ALESSANDRA - A família e a escola têm o dever de prevenir as crianças e adolescentes contra doenças até as transmissíveis sexualmente. Prevenção aqui envolve a ingestão de bons alimentos (verduras, legumes, frutas, carnes...), prática de esportes, iniciação artística e científica, leitura e escrita, auto-higienização... sempre visando à independência e à autonomia. A sociedade, em geral, é muito sádica. Não se preocupa com a educação de nossas crianças e adolescentes, mas quer punir os adultos, quer diminuir a idade penal, quer câmaras de controle, quer penas mais duras, quer até a pena de morte. Quanto sadismo! É urgente a criação de uma “Escola de Pais”, uma “Escola de Professores”. Não bastam boas intenções, é preciso ações pontuais.

 

DANILO - A medicina dita “alternativa” não se preocupa com medicamentos e remédios, porque não se preocupa com o coração, os pulmões, o intestino, as mamas, a próstata, o fígado, o pâncreas, o útero isoladamente. Sua visão, concordemos ou não, é muito mais abrangente, holística, entendendo o homem como um ser no mundo, n comunidade, na sociedade.

 

DANILO - A família e a escola têm o dever de criar espaços próprios para as crianças onde possam duvidar, interrogar, inquirir, desconfiar, perguntar, experimentar-se gente, pessoa humana, relacionar, construir sua subjetividade, sua eudade. Não se trata de fugir, escapar do que está proposto pela sociedade, mas, com os espaços de expressão, preparar-se para enfrentar a realidade. Muitas ONG’s já estão fazendo isso.

 

JEANE - A medicina dita “científica se preocupa com a rapidez dos efeitos dos medicamentos, com o controle do tempo de hospitalização. E os médicos, infelizmente, têm de atender mais pacientes em menor tempo.

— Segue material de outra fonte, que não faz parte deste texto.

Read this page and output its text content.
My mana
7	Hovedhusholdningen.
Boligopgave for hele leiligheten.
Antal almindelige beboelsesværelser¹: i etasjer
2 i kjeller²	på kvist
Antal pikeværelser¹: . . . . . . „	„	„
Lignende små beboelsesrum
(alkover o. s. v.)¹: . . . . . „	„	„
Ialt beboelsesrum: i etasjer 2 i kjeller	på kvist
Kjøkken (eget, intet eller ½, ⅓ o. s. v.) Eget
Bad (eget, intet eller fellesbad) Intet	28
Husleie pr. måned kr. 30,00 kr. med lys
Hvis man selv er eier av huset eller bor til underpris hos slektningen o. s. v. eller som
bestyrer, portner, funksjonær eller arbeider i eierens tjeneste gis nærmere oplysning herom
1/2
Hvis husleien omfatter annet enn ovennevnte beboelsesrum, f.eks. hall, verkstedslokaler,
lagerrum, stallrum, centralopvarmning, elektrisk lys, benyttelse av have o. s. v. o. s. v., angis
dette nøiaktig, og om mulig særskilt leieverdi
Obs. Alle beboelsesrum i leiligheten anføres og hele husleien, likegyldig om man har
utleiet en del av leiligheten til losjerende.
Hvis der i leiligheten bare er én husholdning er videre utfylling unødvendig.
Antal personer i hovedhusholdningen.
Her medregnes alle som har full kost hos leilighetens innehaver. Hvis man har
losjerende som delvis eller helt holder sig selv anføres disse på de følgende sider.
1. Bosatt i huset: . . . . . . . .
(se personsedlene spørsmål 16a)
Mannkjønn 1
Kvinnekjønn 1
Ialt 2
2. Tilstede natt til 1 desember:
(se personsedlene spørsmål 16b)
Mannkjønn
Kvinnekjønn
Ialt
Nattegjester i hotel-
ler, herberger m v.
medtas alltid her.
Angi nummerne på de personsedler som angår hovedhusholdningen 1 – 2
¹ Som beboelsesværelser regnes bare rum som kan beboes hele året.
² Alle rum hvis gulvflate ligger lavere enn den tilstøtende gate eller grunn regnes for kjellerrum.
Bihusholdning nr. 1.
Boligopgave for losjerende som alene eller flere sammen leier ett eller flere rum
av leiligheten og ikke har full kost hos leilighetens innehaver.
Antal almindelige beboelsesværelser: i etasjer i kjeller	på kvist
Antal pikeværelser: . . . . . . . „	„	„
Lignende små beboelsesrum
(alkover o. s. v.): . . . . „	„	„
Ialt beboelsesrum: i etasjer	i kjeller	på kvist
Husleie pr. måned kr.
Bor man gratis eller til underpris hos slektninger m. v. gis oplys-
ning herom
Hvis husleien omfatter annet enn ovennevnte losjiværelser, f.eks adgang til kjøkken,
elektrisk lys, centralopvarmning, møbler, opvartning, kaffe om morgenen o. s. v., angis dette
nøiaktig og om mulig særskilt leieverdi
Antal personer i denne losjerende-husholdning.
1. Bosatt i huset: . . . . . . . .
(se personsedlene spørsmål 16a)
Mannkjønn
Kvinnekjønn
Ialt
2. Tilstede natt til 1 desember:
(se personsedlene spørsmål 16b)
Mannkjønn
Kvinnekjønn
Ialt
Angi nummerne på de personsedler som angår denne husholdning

Assim, os motivos que levam a pessoa ao adoecimento não são levados em conta. Nesse sentido, acredito que muitos médicos se sentem frustrados, porque não foi para isso que escolheram fazer medicina.

 

AGOSTINHO - Pior pressão dos laboratórios bioquímicos, por pressão das pessoas “doentes” que exigem do médico um receituário imenso, por pressão dos familiares para o suprimento de suas necessidades e dos seus, acredito que, para muitos médicos, o atendimento fica comprometido. As pessoas que buscam hospitais clínicas, consultórios querem um receituário enorme, porque, para elas, quanto maior o receituário, melhor o médico. Os médicos sabem disso. As pessoas gostam e querem tomar remédios. Somos todos hipocondríacos!

 

ELY - Um bom médico alimenta a alma de seus pacientes. Aliás, paciente etimologicamente vem de paciência – maior virtude dos médicos. É a paciência – capacidade de ouvir do médico – que alimenta a alma. Nesse sentido, o médico é meu ouvido, é meu ouvidor, é meu ouvinte. Isso porque já não temos ninguém que esteja disposto a nos ouvir, perder tempo conosco.